Holidays are those times in the year which draw our attention to a special message underlying them. They ask us to take to heart certain fundamental truths that they aim to impress upon us. Rising above the other days of the year, they call us out of our humdrum existence, to dedicate to them our minds and lives.
Our daily life is devoted to our ordinary pursuits and activities by means of which we strive to build our future. The holidays interrupt our labors, to revive those fundamental ideas upon which our life is based.
The Sabbath calls to a weekly self-sanctification, by reminding us that we were created by G-d and can only find true happiness in his service.
Rosh Hashana and Yom Kippur demand from us self-examination and return to our spiritual goals in life.
Passover, Shavuos and Succos all express one central idea; they immortalize the sublime happenings in which G-d revealed Himself at the founding of the Jewish nation. In fact, it is only through such perpetuation and observance that these miracles attain their true purpose: to reveal G-d to all ages, and thus serve as bright guiding stars for our inner and external self. They renew and revive the spirit of Israel, by proclaiming one basic truth: G-d founded and maintains Israel in body and spirit.
Taken together, the festivals commemorate the period from the exodus from Egypt until the entry into Israel.
Passover: the founding of Israel’s physical existence as a nation; G-d, true to His pledge, broke open the dungeon of Egypt; the descendants of Jacob passed from serfdom to nationhood. Passover teaches that G-d rules nature and history, creating life out of death, day out of night. It also teaches, in particular, that He created Israel to be His property and servant. Hence, it appeals to us to remain loyal to Him, accepting the life and destiny that he determined for us; Passover calls for the love of G-d, our Father.

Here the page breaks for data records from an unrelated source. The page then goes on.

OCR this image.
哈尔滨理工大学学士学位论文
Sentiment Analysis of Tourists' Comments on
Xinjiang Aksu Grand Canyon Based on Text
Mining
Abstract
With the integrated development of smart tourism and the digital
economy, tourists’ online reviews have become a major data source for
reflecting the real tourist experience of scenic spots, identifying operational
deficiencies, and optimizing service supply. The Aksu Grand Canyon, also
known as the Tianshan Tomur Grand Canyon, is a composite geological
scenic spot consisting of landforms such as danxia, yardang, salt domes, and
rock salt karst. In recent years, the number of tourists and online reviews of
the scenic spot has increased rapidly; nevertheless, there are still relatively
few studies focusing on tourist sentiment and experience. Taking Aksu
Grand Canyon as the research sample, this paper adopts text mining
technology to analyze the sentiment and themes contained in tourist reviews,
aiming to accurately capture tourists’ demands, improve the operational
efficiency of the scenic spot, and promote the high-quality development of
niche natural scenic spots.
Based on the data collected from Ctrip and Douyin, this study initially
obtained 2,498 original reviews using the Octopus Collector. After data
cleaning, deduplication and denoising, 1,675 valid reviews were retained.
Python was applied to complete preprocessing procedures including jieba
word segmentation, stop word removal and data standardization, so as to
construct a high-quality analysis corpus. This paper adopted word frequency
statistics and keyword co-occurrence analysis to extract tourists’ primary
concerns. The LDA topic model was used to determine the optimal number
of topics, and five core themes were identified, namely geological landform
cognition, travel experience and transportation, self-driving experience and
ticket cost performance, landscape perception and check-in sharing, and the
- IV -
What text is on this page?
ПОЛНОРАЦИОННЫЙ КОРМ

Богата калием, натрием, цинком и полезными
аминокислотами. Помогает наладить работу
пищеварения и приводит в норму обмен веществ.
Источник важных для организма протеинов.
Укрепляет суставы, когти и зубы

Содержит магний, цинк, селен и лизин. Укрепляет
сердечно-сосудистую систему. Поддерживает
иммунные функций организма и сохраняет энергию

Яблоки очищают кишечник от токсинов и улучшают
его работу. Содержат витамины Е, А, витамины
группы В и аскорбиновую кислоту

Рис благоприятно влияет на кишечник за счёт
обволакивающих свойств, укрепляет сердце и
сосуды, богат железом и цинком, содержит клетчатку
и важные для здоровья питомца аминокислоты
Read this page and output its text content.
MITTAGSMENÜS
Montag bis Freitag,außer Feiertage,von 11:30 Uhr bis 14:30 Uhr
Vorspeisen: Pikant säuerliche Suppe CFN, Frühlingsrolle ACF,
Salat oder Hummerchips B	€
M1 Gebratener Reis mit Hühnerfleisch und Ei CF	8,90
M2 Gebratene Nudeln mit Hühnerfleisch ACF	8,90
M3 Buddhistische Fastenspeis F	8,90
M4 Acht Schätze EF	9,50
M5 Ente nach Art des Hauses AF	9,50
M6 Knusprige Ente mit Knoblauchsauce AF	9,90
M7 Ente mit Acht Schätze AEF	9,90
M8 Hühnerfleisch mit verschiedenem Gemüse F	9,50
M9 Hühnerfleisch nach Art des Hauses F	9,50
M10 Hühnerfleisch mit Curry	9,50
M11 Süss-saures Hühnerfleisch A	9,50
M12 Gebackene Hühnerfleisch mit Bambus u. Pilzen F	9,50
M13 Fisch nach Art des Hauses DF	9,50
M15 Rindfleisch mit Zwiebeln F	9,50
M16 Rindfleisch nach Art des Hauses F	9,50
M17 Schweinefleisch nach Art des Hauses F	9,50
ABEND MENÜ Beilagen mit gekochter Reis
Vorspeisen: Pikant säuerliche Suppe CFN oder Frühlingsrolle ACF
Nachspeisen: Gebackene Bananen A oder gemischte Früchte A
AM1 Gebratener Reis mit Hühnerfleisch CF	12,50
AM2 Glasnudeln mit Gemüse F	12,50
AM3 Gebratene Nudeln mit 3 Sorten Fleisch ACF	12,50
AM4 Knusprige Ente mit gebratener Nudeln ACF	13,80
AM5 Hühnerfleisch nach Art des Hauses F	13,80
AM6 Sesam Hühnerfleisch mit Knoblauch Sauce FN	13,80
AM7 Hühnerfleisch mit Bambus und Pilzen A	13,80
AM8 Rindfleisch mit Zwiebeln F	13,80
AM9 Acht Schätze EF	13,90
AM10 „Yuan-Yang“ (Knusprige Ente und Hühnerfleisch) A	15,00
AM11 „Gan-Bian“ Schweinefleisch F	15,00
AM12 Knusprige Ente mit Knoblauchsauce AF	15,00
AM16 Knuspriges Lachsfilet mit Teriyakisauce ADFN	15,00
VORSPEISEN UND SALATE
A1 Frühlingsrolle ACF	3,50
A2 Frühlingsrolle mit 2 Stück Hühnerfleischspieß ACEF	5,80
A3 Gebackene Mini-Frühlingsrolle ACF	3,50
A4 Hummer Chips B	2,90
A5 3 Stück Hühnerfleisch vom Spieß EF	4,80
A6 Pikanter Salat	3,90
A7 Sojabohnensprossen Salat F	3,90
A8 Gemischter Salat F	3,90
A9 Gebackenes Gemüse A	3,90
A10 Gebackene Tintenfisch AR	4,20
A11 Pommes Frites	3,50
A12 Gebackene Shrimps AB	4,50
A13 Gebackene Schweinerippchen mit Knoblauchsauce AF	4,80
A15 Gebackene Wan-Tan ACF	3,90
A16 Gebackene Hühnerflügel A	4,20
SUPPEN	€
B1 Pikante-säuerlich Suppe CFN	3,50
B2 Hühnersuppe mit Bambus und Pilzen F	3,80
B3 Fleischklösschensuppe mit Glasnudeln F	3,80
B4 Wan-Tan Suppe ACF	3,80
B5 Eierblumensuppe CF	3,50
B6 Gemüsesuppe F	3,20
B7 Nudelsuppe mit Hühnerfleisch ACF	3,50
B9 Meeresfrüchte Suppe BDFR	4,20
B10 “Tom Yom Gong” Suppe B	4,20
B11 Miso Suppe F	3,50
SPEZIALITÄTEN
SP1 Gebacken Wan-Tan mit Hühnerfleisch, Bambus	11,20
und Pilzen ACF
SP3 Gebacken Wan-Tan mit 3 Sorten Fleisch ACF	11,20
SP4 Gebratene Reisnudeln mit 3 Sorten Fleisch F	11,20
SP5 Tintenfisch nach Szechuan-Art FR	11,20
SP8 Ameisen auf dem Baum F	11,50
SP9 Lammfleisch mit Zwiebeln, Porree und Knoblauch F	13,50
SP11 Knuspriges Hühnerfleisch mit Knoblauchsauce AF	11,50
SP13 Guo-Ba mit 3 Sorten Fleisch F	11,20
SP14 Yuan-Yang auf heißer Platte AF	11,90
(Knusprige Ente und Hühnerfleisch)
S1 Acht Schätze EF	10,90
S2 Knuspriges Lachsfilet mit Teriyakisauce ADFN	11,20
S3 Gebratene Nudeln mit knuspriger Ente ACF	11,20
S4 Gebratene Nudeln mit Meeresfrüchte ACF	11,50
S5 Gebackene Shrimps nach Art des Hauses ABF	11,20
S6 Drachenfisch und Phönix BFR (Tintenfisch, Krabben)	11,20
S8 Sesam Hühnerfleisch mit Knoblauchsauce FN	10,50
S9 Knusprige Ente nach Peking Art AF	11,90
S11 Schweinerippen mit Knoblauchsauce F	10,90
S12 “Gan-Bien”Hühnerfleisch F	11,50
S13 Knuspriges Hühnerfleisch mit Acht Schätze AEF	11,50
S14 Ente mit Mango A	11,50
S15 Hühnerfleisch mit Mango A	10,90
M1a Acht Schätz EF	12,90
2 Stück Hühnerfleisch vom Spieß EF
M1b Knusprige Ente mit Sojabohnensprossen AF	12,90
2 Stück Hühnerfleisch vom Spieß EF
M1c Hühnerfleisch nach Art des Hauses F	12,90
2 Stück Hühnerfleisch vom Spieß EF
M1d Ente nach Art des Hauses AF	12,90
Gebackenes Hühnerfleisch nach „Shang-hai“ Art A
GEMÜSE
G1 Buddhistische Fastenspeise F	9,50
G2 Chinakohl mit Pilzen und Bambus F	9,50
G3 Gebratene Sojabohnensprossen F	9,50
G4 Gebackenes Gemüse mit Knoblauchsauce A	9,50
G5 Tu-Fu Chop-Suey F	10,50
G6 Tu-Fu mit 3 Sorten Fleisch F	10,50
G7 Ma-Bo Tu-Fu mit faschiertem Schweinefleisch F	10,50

Shavuos: the founding of Israel’s spiritual existence; G-d revealed His Law to the Jews, turning the liberated slaves into bearers of His word. Sinai completed what had begun in Egypt; the nation was given soul and life. Shavuos teaches that G-d guides nature and history in accordance with His purposes. It also teaches, in particular, that Israel received its Law from Him, to become a holy nation of priests. Hence, Shavuos appeals to us for firmer attachment to the divine Law, for the fulfillment of which we were born as Jews. Thus, Shavuos calls for the humble fear of G-d, our Lawgiver.
Succos: the physical survival of Israel, by divine providence; G-d sustained the Jewish people for forty years of desert wanderings. Succos teaches that G-d sustains nature and mankind, as the source of all means of life. In particular, it teaches that Israel was not only created by Him, but even today, only lives by his providence. Hence, Succos asks us to look to G-d as the source of our success in life and our support in times of need.